Hoechlin and Elizabeth Tulloch have warm, natural chemistry as Clark and Lois (they’ve starred in these roles over half a dozen times on other DC shows on The CW), who have been married for a decade. and a half. , work journalists in the sprawling city of Metropolis and have 14-year-old twins: popular and outgoing Jonathan (Jordan Elsass), who was just named the first quarterback of the high school football team as a rookie, and Jordan (Alex Garfin), who suffers from social anxiety disorder and spends his time locked in his bedroom playing punk rock and playing video games. (“You make a really good Superman,” Clark says as his son plays a game. “Superman is boring,” Jordan replies; he plays the bad guy.)

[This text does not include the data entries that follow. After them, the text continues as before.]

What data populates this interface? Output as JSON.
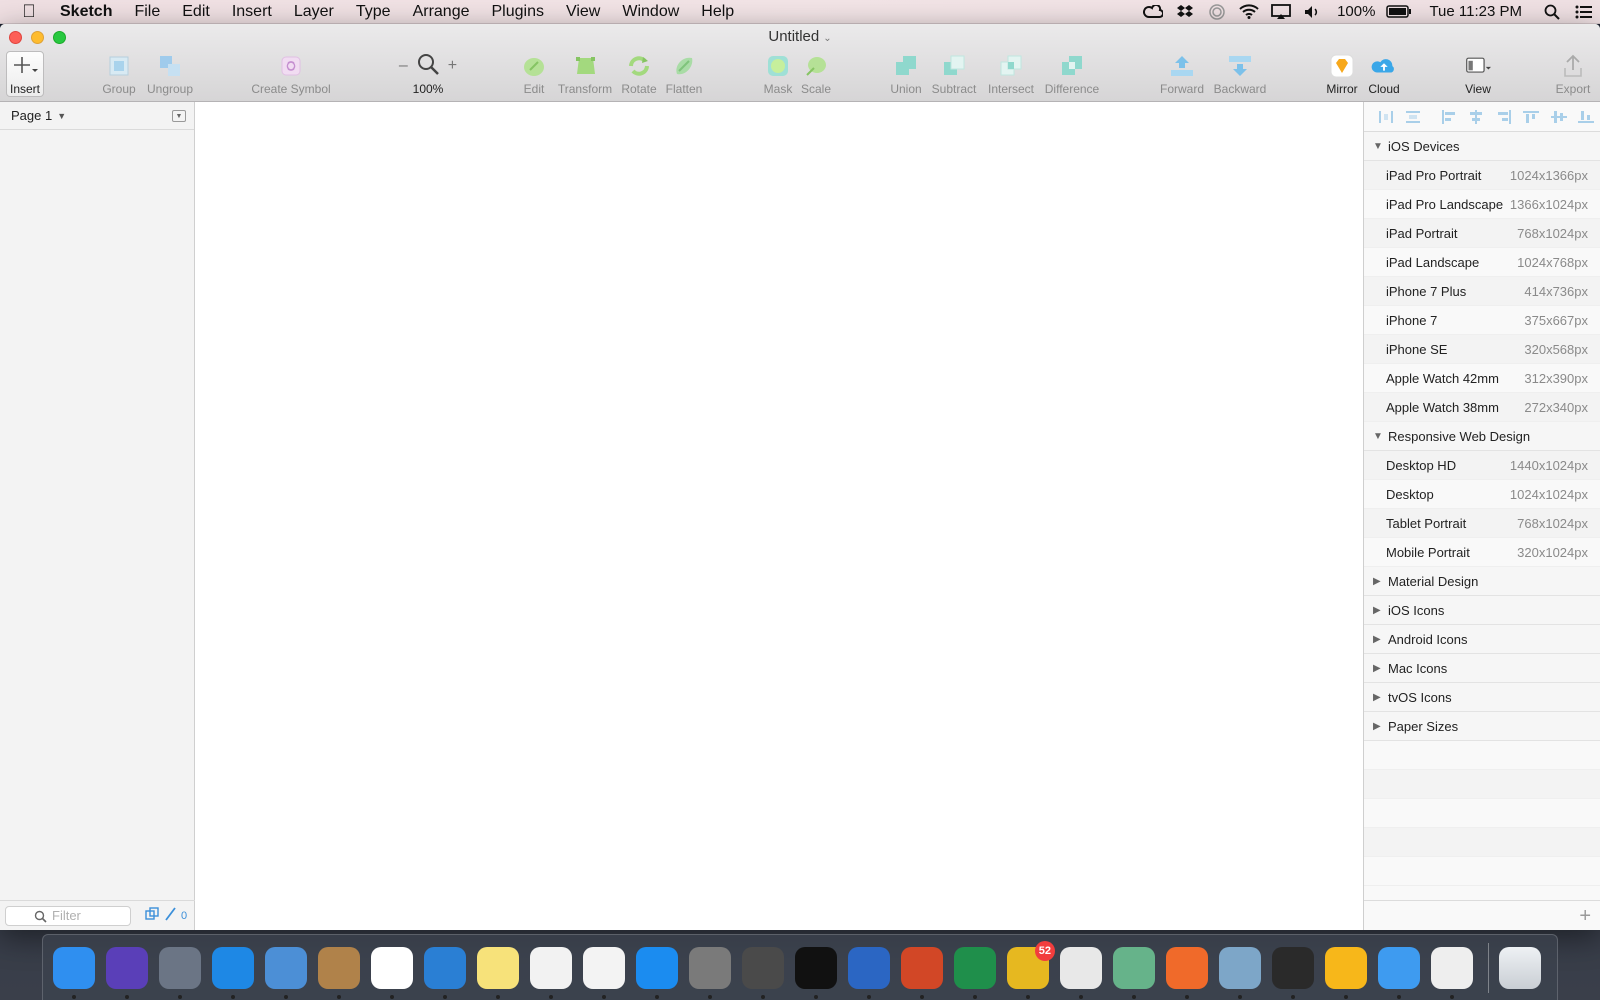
{
  "menubar": {
    "app_name": "Sketch",
    "items": [
      "File",
      "Edit",
      "Insert",
      "Layer",
      "Type",
      "Arrange",
      "Plugins",
      "View",
      "Window",
      "Help"
    ],
    "battery": "100%",
    "clock": "Tue 11:23 PM"
  },
  "window": {
    "title": "Untitled"
  },
  "toolbar": {
    "insert": "Insert",
    "group": "Group",
    "ungroup": "Ungroup",
    "create_symbol": "Create Symbol",
    "zoom_minus": "–",
    "zoom_plus": "+",
    "zoom": "100%",
    "edit": "Edit",
    "transform": "Transform",
    "rotate": "Rotate",
    "flatten": "Flatten",
    "mask": "Mask",
    "scale": "Scale",
    "union": "Union",
    "subtract": "Subtract",
    "intersect": "Intersect",
    "difference": "Difference",
    "forward": "Forward",
    "backward": "Backward",
    "mirror": "Mirror",
    "cloud": "Cloud",
    "view": "View",
    "export": "Export"
  },
  "left_panel": {
    "page": "Page 1",
    "filter_placeholder": "Filter",
    "slice_count": "0"
  },
  "right_panel": {
    "groups": [
      {
        "name": "iOS Devices",
        "expanded": true,
        "presets": [
          {
            "name": "iPad Pro Portrait",
            "size": "1024x1366px"
          },
          {
            "name": "iPad Pro Landscape",
            "size": "1366x1024px"
          },
          {
            "name": "iPad Portrait",
            "size": "768x1024px"
          },
          {
            "name": "iPad Landscape",
            "size": "1024x768px"
          },
          {
            "name": "iPhone 7 Plus",
            "size": "414x736px"
          },
          {
            "name": "iPhone 7",
            "size": "375x667px"
          },
          {
            "name": "iPhone SE",
            "size": "320x568px"
          },
          {
            "name": "Apple Watch 42mm",
            "size": "312x390px"
          },
          {
            "name": "Apple Watch 38mm",
            "size": "272x340px"
          }
        ]
      },
      {
        "name": "Responsive Web Design",
        "expanded": true,
        "presets": [
          {
            "name": "Desktop HD",
            "size": "1440x1024px"
          },
          {
            "name": "Desktop",
            "size": "1024x1024px"
          },
          {
            "name": "Tablet Portrait",
            "size": "768x1024px"
          },
          {
            "name": "Mobile Portrait",
            "size": "320x1024px"
          }
        ]
      },
      {
        "name": "Material Design",
        "expanded": false,
        "presets": []
      },
      {
        "name": "iOS Icons",
        "expanded": false,
        "presets": []
      },
      {
        "name": "Android Icons",
        "expanded": false,
        "presets": []
      },
      {
        "name": "Mac Icons",
        "expanded": false,
        "presets": []
      },
      {
        "name": "tvOS Icons",
        "expanded": false,
        "presets": []
      },
      {
        "name": "Paper Sizes",
        "expanded": false,
        "presets": []
      }
    ]
  },
  "dock": {
    "apps": [
      {
        "icon": "finder-icon",
        "color": "#2f8ff0"
      },
      {
        "icon": "siri-icon",
        "color": "#5a3fb8"
      },
      {
        "icon": "launchpad-icon",
        "color": "#6b7585"
      },
      {
        "icon": "safari-icon",
        "color": "#1e88e5"
      },
      {
        "icon": "mail-icon",
        "color": "#4c8fd6"
      },
      {
        "icon": "contacts-icon",
        "color": "#b0824a"
      },
      {
        "icon": "calendar-icon",
        "color": "#ffffff"
      },
      {
        "icon": "keynote-icon",
        "color": "#2a7fd4"
      },
      {
        "icon": "notes-icon",
        "color": "#f7e27a"
      },
      {
        "icon": "reminders-icon",
        "color": "#f2f2f2"
      },
      {
        "icon": "photos-icon",
        "color": "#f3f3f3"
      },
      {
        "icon": "app-store-icon",
        "color": "#1b8cf0"
      },
      {
        "icon": "system-preferences-icon",
        "color": "#7a7a7a"
      },
      {
        "icon": "sublime-text-icon",
        "color": "#4a4a4a"
      },
      {
        "icon": "terminal-icon",
        "color": "#111111"
      },
      {
        "icon": "word-icon",
        "color": "#2b66c3"
      },
      {
        "icon": "powerpoint-icon",
        "color": "#d24726"
      },
      {
        "icon": "excel-icon",
        "color": "#1f8f4b"
      },
      {
        "icon": "outlook-icon",
        "color": "#e6b820",
        "badge": "52"
      },
      {
        "icon": "chrome-icon",
        "color": "#e8e8e8"
      },
      {
        "icon": "atom-icon",
        "color": "#66b38a"
      },
      {
        "icon": "sketch-tool-icon",
        "color": "#f06a2a"
      },
      {
        "icon": "preview-icon",
        "color": "#7da6c8"
      },
      {
        "icon": "vectorize-icon",
        "color": "#2a2a2a"
      },
      {
        "icon": "sketch-icon",
        "color": "#f7b71a"
      },
      {
        "icon": "framer-icon",
        "color": "#3e9bf0"
      },
      {
        "icon": "screen-recorder-icon",
        "color": "#eeeeee"
      }
    ],
    "trash": "trash-icon"
  },
  "colors": {
    "accent": "#3b8fd9",
    "teal_tool": "#7fd3c8",
    "green_tool": "#a8d77c"
  }
}
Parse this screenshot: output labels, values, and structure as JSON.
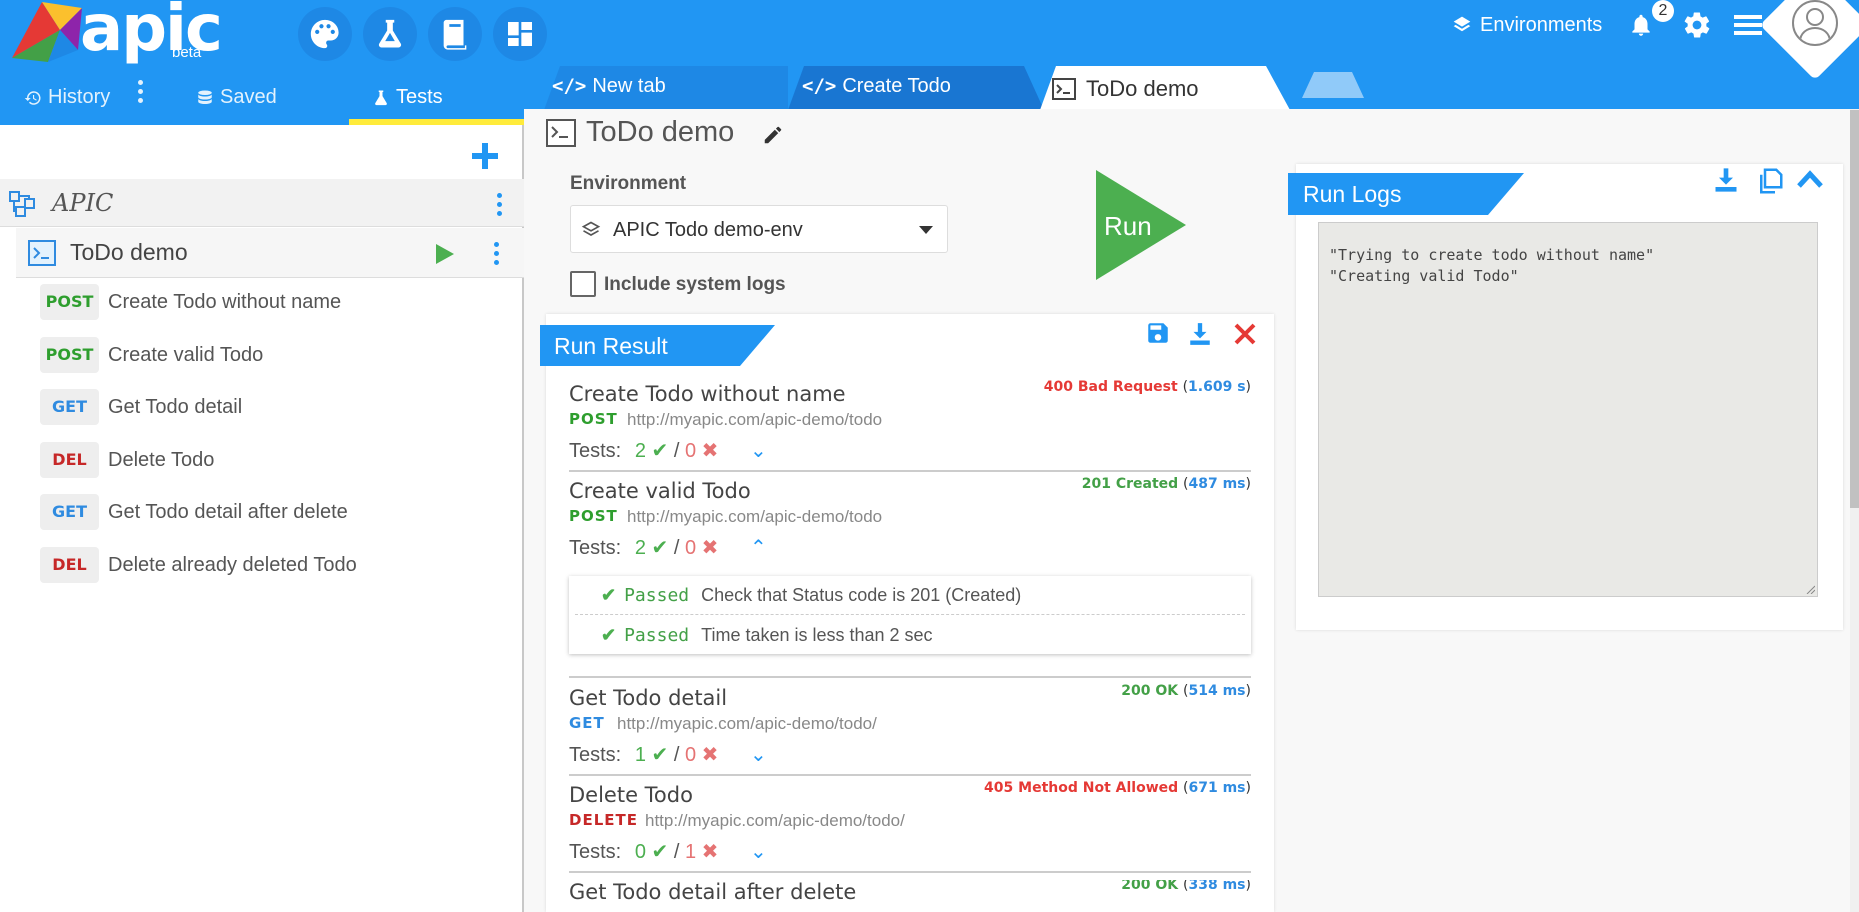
{
  "app": {
    "logo_text": "apic",
    "logo_sub": "beta",
    "environments_label": "Environments",
    "notification_count": "2",
    "colors": {
      "primary": "#2196f3",
      "accent": "#ffeb3b",
      "success": "#4caf50",
      "error": "#e53935"
    }
  },
  "toolbar_icons": [
    "palette-icon",
    "flask-icon",
    "book-icon",
    "dashboard-icon"
  ],
  "left_tabs": [
    {
      "label": "History",
      "icon": "history-icon"
    },
    {
      "label": "Saved",
      "icon": "database-icon"
    },
    {
      "label": "Tests",
      "icon": "flask-icon",
      "active": true
    }
  ],
  "tree": {
    "folder": "APIC",
    "suite": "ToDo demo",
    "requests": [
      {
        "method": "POST",
        "name": "Create Todo without name"
      },
      {
        "method": "POST",
        "name": "Create valid Todo"
      },
      {
        "method": "GET",
        "name": "Get Todo detail"
      },
      {
        "method": "DEL",
        "name": "Delete Todo"
      },
      {
        "method": "GET",
        "name": "Get Todo detail after delete"
      },
      {
        "method": "DEL",
        "name": "Delete already deleted Todo"
      }
    ]
  },
  "tabs": [
    {
      "label": "New tab",
      "icon": "code-icon"
    },
    {
      "label": "Create Todo",
      "icon": "code-icon"
    },
    {
      "label": "ToDo demo",
      "icon": "terminal-icon",
      "active": true
    }
  ],
  "runner": {
    "title": "ToDo demo",
    "environment_label": "Environment",
    "environment_value": "APIC Todo demo-env",
    "include_logs_label": "Include system logs",
    "run_label": "Run"
  },
  "run_result": {
    "title": "Run Result",
    "tests_label": "Tests:",
    "passed_word": "Passed",
    "items": [
      {
        "name": "Create Todo without name",
        "status": "400 Bad Request",
        "time": "1.609 s",
        "method": "POST",
        "url": "http://myapic.com/apic-demo/todo",
        "pass": "2",
        "fail": "0",
        "expanded": false
      },
      {
        "name": "Create valid Todo",
        "status": "201 Created",
        "time": "487 ms",
        "method": "POST",
        "url": "http://myapic.com/apic-demo/todo",
        "pass": "2",
        "fail": "0",
        "expanded": true
      },
      {
        "name": "Get Todo detail",
        "status": "200 OK",
        "time": "514 ms",
        "method": "GET",
        "url": "http://myapic.com/apic-demo/todo/",
        "pass": "1",
        "fail": "0",
        "expanded": false
      },
      {
        "name": "Delete Todo",
        "status": "405 Method Not Allowed",
        "time": "671 ms",
        "method": "DELETE",
        "url": "http://myapic.com/apic-demo/todo/",
        "pass": "0",
        "fail": "1",
        "expanded": false
      },
      {
        "name": "Get Todo detail after delete",
        "status": "200 OK",
        "time": "338 ms"
      }
    ],
    "passed_tests": [
      "Check that Status code is 201 (Created)",
      "Time taken is less than 2 sec"
    ]
  },
  "run_logs": {
    "title": "Run Logs",
    "lines": [
      "\"Trying to create todo without name\"",
      "\"Creating valid Todo\""
    ]
  }
}
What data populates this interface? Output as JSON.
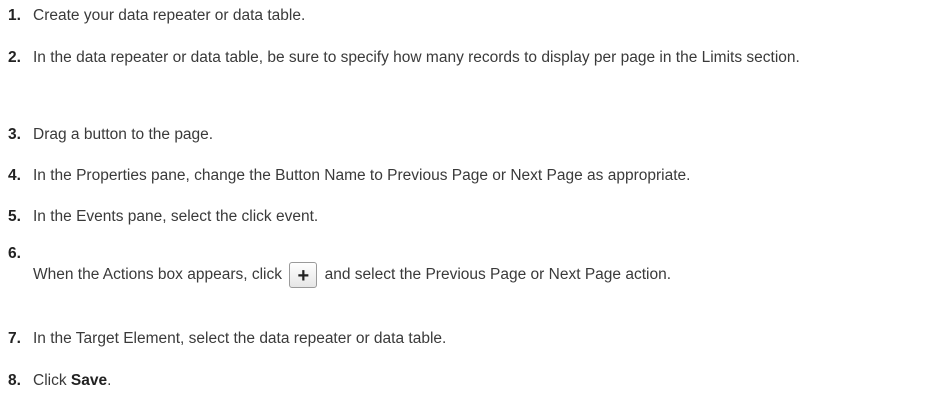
{
  "steps": [
    {
      "num": "1.",
      "text": "Create your data repeater or data table."
    },
    {
      "num": "2.",
      "text": "In the data repeater or data table, be sure to specify how many records to display per page in the Limits section."
    },
    {
      "num": "3.",
      "text": "Drag a button to the page."
    },
    {
      "num": "4.",
      "text": "In the Properties pane, change the Button Name to Previous Page or Next Page as appropriate."
    },
    {
      "num": "5.",
      "text": "In the Events pane, select the click event."
    },
    {
      "num": "6.",
      "text_before": "When the Actions box appears, click",
      "button_glyph": "+",
      "button_icon": "plus-icon",
      "text_after": "and select the Previous Page or Next Page action."
    },
    {
      "num": "7.",
      "text": "In the Target Element, select the data repeater or data table."
    },
    {
      "num": "8.",
      "text_before": "Click ",
      "bold": "Save",
      "text_after": "."
    }
  ]
}
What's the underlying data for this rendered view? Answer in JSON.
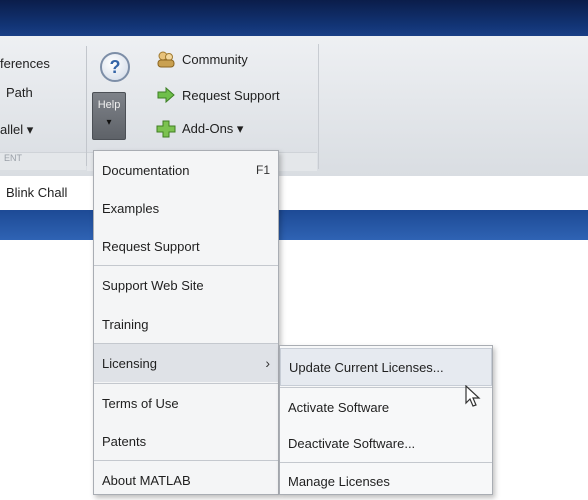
{
  "ribbon": {
    "left_group": {
      "items": [
        "ferences",
        "Path",
        "allel ▾"
      ],
      "caption": "ENT"
    },
    "help": {
      "label": "Help",
      "caret": "▾",
      "icon": "question-icon"
    },
    "resources": {
      "community": "Community",
      "request_support": "Request Support",
      "add_ons": "Add-Ons ▾"
    }
  },
  "tabrow": {
    "tab_label": "Blink Chall"
  },
  "help_menu": {
    "documentation": {
      "label": "Documentation",
      "shortcut": "F1"
    },
    "examples": "Examples",
    "request_support": "Request Support",
    "support_web_site": "Support Web Site",
    "training": "Training",
    "licensing": {
      "label": "Licensing",
      "arrow": "›"
    },
    "terms_of_use": "Terms of Use",
    "patents": "Patents",
    "about": "About MATLAB"
  },
  "licensing_submenu": {
    "update": "Update Current Licenses...",
    "activate": "Activate Software",
    "deactivate": "Deactivate Software...",
    "manage": "Manage Licenses"
  },
  "colors": {
    "title_bar": "#123475",
    "ribbon_bg": "#e6e9ed",
    "help_button": "#6a6e74",
    "blue_band": "#2a5aa8"
  }
}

Clark has a kind of daddy-friend thing with Phil Dunphy with the boys (especially Jonathan), while Lois has to do most of the heavy lifting of the parenting, with Clark’s other job requiring him to don the cape and fly to God knows where in the middle of the night to save the world. When a family tragedy (which hardly ever occurs in early superhero stories, Cough-Cough) calls on the Kent family to return home to Smallville, we find that this once-idyllic slice of the American Dream has fallen into disarray. hard times, with farms in foreclosure and a wave of crystal meth addiction plagues the city. Marvelous actress Emmanuelle Chriqui is Clark’s former high school flame Lana Lang, who is essentially the Mr. Potter of the city as a loan officer who communicates the grim news to landlords and landowners and makes deals. super dodgy, while Erik Valdez plays the former – school husband Kyle, who is the town’s fire chief and clearly resent these Kent townspeople, especially Clark. You can tell Kyle just wants to ram Clark in the jawbone, which probably wouldn’t end well for Kyle’s hand.
The Kent boys, as bright as they seem, never found out their father’s true identity until the pilot, when it appears Jonathan has a developing latent superpower and they confront their parents. . Clark / Superman takes off the goggles considerably, lifts a van over his head, and floats upwards, which seems overkill, as lifting the truck OR the theft would have made the point. Suffice to say that the guys are baffled by this development.
At least in these early stages, “Superman & Lois” is far more compelling as a national soap opera than a superhero adventure. Apologize for the #SuperHeroDadJoke joke, but we see that even though your dad is Superman, that doesn’t mean he’s always great, man.